I have just noticed that O'Reilly have posted the programme for this years Emerging Technology Conference. Clay Shirky's session, entitled A Group is its Own Worst Enemy, looks interesting enough, both in terms of it's on-line and off-line implications. Any self-confessed neurotics willing to stand up?:
The psychologist Wilfred Bion practiced group therapy with neurotics, and during this work, he came to see that groups are far more often thwarted in their goals from internal difficulties than external ones, because of a tension between the members’ individual goals and their emotional commitment to group membership. This tension creates patterns in groups that cannot be accounted for by any theory of individual behavior. Bion saw this tension as unavoidable, saying that we are, as a species, "hopelessly committed to both" individual goals and to group membership.

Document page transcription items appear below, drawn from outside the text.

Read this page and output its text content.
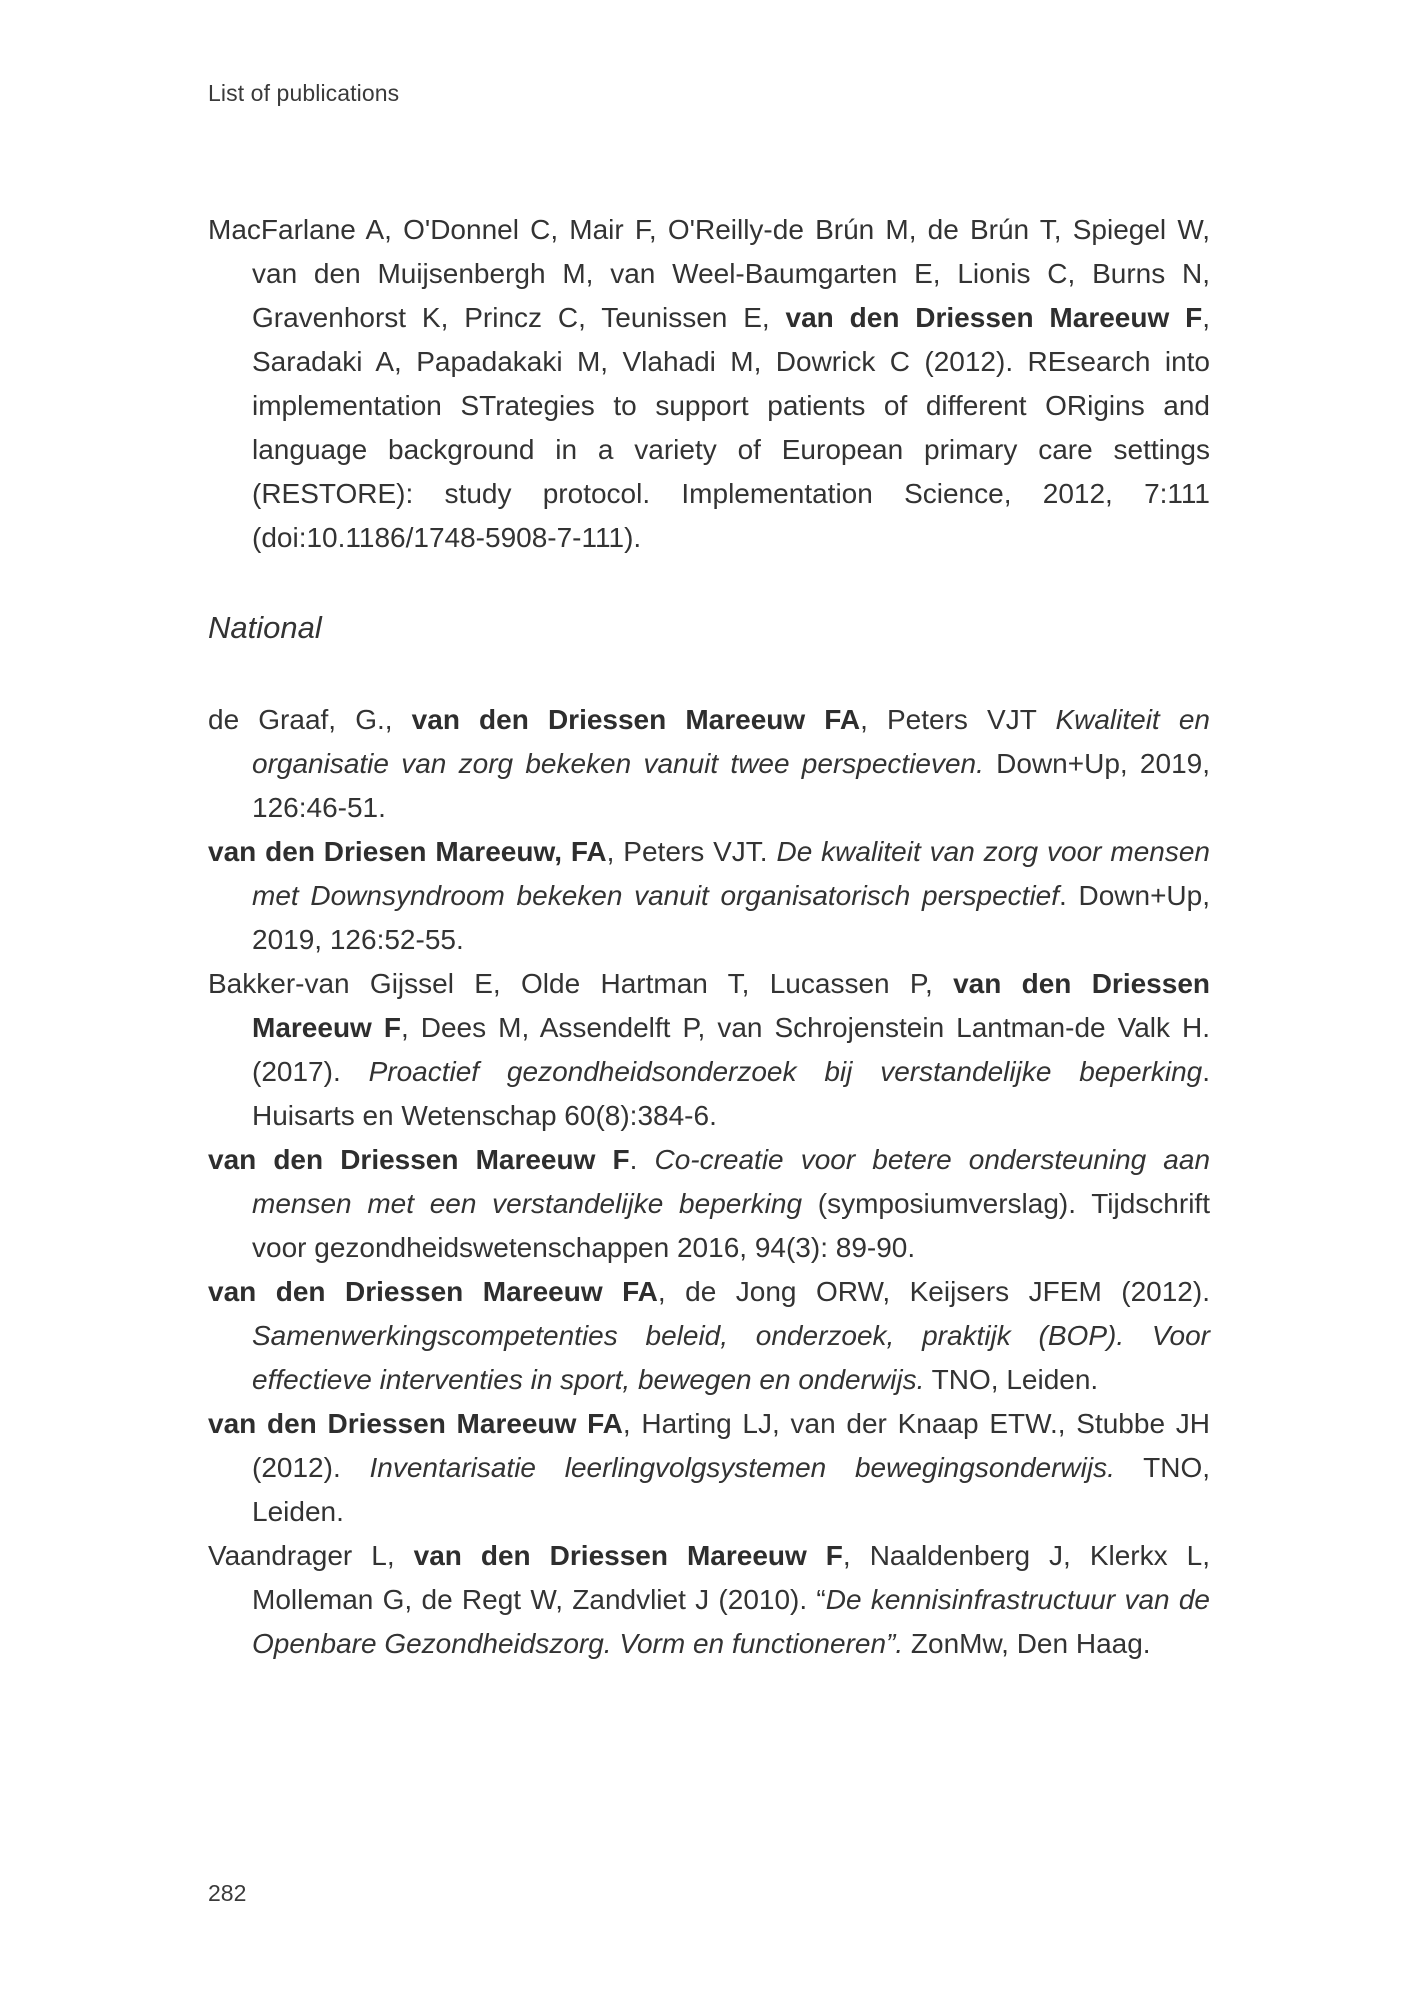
List of publications

MacFarlane A, O'Donnel C, Mair F, O'Reilly-de Brún M, de Brún T, Spiegel W, van den Muijsenbergh M, van Weel-Baumgarten E, Lionis C, Burns N, Gravenhorst K, Princz C, Teunissen E, van den Driessen Mareeuw F, Saradaki A, Papadakaki M, Vlahadi M, Dowrick C (2012). REsearch into implementation STrategies to support patients of different ORigins and language background in a variety of European primary care settings (RESTORE): study protocol. Implementation Science, 2012, 7:111 (doi:10.1186/1748-5908-7-111).

National

de Graaf, G., van den Driessen Mareeuw FA, Peters VJT Kwaliteit en organisatie van zorg bekeken vanuit twee perspectieven. Down+Up, 2019, 126:46-51.

van den Driesen Mareeuw, FA, Peters VJT. De kwaliteit van zorg voor mensen met Downsyndroom bekeken vanuit organisatorisch perspectief. Down+Up, 2019, 126:52-55.

Bakker-van Gijssel E, Olde Hartman T, Lucassen P, van den Driessen Mareeuw F, Dees M, Assendelft P, van Schrojenstein Lantman-de Valk H. (2017). Proactief gezondheidsonderzoek bij verstandelijke beperking. Huisarts en Wetenschap 60(8):384-6.

van den Driessen Mareeuw F. Co-creatie voor betere ondersteuning aan mensen met een verstandelijke beperking (symposiumverslag). Tijdschrift voor gezondheidswetenschappen 2016, 94(3): 89-90.

van den Driessen Mareeuw FA, de Jong ORW, Keijsers JFEM (2012). Samenwerkingscompetenties beleid, onderzoek, praktijk (BOP). Voor effectieve interventies in sport, bewegen en onderwijs. TNO, Leiden.

van den Driessen Mareeuw FA, Harting LJ, van der Knaap ETW., Stubbe JH (2012). Inventarisatie leerlingvolgsystemen bewegingsonderwijs. TNO, Leiden.

Vaandrager L, van den Driessen Mareeuw F, Naaldenberg J, Klerkx L, Molleman G, de Regt W, Zandvliet J (2010). “De kennisinfrastructuur van de Openbare Gezondheidszorg. Vorm en functioneren”. ZonMw, Den Haag.

282
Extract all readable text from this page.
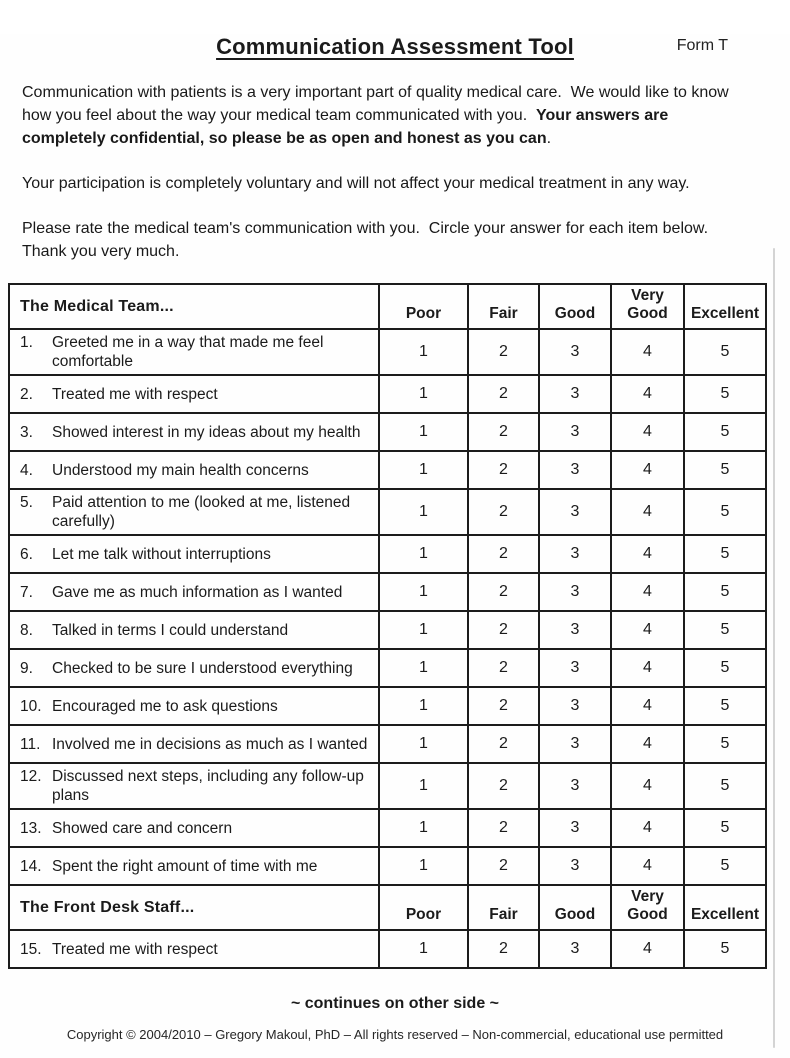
Form T
Communication Assessment Tool

Communication with patients is a very important part of quality medical care.  We would like to know how you feel about the way your medical team communicated with you.  Your answers are completely confidential, so please be as open and honest as you can.

Your participation is completely voluntary and will not affect your medical treatment in any way.

Please rate the medical team's communication with you.  Circle your answer for each item below.  Thank you very much.

The Medical Team...	Poor	Fair	Good	Very Good	Excellent
1. Greeted me in a way that made me feel comfortable	1	2	3	4	5
2. Treated me with respect	1	2	3	4	5
3. Showed interest in my ideas about my health	1	2	3	4	5
4. Understood my main health concerns	1	2	3	4	5
5. Paid attention to me (looked at me, listened carefully)	1	2	3	4	5
6. Let me talk without interruptions	1	2	3	4	5
7. Gave me as much information as I wanted	1	2	3	4	5
8. Talked in terms I could understand	1	2	3	4	5
9. Checked to be sure I understood everything	1	2	3	4	5
10. Encouraged me to ask questions	1	2	3	4	5
11. Involved me in decisions as much as I wanted	1	2	3	4	5
12. Discussed next steps, including any follow-up plans	1	2	3	4	5
13. Showed care and concern	1	2	3	4	5
14. Spent the right amount of time with me	1	2	3	4	5
The Front Desk Staff...	Poor	Fair	Good	Very Good	Excellent
15. Treated me with respect	1	2	3	4	5
~ continues on other side ~
Copyright © 2004/2010 – Gregory Makoul, PhD – All rights reserved – Non-commercial, educational use permitted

Seeing this, Bion came to conclude that the need for group structure is largely for self-protection. We use a range of organized behavior--traditions, customs, laws--that are designed to protect the group from itself, and from predation by individual members. This scenario has played out many times on the Internet in the form of constitutional crises, where an online community confronts the impossibility of having a functioning group without some structure that shapes the behavior of individual members. From LambdaMOO's fights about the political role of wizards through today’s karma and moderation systems on sites like slashdot and kuro5hin, many communities have passed through crises of self-governance, and emerged with a structure that is nothing less than political theory instantiated in code.
In this talk, Shirky presents several patterns of constitutional crisis in online communities, and draws general lessons about designing social software that allows for a degree of self-governance by the users.